We found the views of people who use the service were regularly sought and were acted upon. There was also evidence that learning from incidents or investigations took place and appropriate changes were implemented.

Inspection carried out on 6 June 2013

During a routine inspection

During our inspection on 31 January 2013 we identified concerns regarding the implementation of one person's deprivation of liberty safeguard arrangements. We were also concerned that the service was not routinely recording and analysing incidents. Since then, the provider had made changes to address these concerns.

During this inspection there were 10 men living at the service. We observed that staff interaction was friendly and encouraging and people appeared comfortable with them. One person we spoke with said, "Staff do try and help." There was a detailed plan for reducing identified risks. Staff took time to explain care tasks to people in order to obtain their consent. Staff spent time with people who needed support to develop daily living skills. The service had developed good relationships and cooperated with external agencies and there were regular meetings with the mental health team to discuss the treatment and support needs of people using the service. Staff were supported by a training programme, regular meetings with line managers and group support sessions. The provider had effective systems in place to meaningfully monitor the quality of the service.

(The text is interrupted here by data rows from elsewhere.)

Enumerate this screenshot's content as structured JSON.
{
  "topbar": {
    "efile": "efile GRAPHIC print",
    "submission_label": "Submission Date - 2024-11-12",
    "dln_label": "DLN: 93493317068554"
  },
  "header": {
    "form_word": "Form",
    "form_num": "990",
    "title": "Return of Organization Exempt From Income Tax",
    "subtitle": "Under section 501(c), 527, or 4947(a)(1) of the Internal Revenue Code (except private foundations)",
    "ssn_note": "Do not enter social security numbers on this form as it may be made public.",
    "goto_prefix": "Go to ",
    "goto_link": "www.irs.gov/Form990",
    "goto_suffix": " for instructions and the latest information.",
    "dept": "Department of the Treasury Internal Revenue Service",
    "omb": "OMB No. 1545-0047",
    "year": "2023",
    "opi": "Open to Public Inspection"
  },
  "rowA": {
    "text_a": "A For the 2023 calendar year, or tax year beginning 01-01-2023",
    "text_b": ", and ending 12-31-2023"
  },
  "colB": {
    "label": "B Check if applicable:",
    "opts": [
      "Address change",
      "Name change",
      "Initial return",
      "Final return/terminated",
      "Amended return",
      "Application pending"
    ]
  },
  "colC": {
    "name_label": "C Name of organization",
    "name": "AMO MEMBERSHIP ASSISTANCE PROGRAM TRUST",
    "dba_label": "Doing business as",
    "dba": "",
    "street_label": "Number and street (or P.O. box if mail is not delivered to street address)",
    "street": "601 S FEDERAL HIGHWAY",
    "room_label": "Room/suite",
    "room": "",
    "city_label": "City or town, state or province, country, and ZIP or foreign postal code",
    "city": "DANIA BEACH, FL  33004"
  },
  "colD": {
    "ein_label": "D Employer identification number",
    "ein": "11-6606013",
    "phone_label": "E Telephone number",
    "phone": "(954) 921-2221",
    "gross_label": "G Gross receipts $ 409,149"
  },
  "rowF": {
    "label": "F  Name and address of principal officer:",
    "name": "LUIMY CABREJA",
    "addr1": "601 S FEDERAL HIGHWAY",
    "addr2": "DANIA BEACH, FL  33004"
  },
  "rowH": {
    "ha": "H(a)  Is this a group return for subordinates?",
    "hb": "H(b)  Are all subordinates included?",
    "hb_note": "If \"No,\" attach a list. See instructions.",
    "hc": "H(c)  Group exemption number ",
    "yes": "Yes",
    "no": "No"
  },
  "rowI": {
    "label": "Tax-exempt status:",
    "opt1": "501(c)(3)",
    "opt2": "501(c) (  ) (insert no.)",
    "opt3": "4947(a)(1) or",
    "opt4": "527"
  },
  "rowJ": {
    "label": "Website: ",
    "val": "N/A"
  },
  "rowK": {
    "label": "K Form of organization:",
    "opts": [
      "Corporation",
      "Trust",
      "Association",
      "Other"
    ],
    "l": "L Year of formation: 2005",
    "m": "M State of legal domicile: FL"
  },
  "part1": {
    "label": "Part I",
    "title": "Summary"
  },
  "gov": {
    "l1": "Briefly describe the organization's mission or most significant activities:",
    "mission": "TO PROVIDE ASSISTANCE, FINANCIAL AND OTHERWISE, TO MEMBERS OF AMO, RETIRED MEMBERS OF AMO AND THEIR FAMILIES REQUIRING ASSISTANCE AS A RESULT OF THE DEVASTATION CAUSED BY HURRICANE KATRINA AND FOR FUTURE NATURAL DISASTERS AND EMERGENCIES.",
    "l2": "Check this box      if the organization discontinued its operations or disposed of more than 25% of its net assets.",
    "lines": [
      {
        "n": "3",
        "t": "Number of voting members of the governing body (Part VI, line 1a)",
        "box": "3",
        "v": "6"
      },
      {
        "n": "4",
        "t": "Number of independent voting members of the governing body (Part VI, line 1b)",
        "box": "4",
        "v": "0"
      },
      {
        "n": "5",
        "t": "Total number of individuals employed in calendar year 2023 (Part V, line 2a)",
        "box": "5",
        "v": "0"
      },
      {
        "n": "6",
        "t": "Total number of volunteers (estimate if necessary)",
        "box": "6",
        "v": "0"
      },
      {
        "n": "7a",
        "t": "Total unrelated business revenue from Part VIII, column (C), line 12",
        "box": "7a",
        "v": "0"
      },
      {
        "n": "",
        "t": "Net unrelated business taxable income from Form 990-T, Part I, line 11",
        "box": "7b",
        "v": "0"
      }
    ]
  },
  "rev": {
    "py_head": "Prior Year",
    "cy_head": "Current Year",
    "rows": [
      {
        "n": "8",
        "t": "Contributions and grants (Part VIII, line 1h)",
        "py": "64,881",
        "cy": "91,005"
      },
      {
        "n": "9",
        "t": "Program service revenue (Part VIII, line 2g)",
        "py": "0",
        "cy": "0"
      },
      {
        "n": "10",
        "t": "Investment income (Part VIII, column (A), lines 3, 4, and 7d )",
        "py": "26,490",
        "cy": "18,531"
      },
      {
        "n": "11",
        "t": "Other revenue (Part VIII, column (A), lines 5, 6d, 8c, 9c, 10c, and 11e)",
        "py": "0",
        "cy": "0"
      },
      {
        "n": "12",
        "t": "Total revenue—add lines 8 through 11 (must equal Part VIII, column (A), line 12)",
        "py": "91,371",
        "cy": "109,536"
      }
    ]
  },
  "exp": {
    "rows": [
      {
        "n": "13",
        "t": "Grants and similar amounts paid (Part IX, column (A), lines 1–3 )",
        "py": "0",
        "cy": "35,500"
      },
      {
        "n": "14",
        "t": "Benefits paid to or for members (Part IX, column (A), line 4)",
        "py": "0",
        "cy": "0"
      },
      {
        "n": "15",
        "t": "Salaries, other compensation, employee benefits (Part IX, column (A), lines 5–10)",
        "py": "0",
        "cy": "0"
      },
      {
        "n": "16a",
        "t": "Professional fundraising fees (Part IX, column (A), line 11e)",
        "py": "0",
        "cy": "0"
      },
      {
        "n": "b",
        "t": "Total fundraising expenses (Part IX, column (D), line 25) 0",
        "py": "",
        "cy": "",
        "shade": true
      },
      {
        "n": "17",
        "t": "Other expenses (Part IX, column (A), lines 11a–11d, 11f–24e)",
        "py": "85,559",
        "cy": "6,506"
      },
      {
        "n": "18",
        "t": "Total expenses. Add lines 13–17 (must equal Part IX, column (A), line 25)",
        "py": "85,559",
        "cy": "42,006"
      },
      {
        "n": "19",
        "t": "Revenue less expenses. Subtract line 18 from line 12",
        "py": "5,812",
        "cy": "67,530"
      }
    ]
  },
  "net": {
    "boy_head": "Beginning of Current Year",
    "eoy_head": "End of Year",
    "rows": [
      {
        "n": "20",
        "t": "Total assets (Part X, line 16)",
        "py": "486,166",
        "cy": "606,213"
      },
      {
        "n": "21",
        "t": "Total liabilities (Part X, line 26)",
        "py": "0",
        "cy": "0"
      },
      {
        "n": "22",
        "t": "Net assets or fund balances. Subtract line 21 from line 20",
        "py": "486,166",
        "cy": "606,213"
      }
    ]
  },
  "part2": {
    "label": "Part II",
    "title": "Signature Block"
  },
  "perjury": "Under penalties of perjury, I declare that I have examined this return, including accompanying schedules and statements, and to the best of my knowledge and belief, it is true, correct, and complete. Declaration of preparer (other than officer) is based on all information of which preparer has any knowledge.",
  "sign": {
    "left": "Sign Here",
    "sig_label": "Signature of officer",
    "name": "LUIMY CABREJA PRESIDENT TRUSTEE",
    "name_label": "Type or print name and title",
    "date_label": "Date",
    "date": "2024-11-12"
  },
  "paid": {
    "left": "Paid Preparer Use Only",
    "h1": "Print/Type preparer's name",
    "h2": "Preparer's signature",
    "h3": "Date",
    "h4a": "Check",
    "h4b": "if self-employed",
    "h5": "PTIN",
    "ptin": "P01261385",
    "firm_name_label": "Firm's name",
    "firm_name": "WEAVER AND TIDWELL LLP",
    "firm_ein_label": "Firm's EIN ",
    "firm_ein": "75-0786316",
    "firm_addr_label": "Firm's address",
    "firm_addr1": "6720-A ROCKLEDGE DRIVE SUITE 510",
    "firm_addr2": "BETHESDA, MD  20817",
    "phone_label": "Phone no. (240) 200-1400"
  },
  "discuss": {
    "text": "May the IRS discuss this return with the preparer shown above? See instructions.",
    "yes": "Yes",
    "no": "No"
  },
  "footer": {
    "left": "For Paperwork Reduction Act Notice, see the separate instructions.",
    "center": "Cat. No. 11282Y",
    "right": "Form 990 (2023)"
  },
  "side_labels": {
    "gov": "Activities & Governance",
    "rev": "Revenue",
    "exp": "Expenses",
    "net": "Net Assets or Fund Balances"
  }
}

Inspection carried out on 31 January 2013

During a routine inspection

We spoke with three people who use the service. People were positive about the service and the care provided. Comments included, “I feel safe here and that’s important to me.” People were supported to prepare meals and the food provided was nutritious and in sufficient quantities. The registered manager had taken steps to ensure the premises were being maintained appropriately. Staff received appropriate training to work with people who use the service.

Care planning processes included consideration of people’s capacity to make decisions. However, we found concerns regarding how the service was implementing people’s care plans. We also found that the organisation was not always monitoring the quality of the service in line with its own procedures to make changes to treatment or care provided to people who use the service.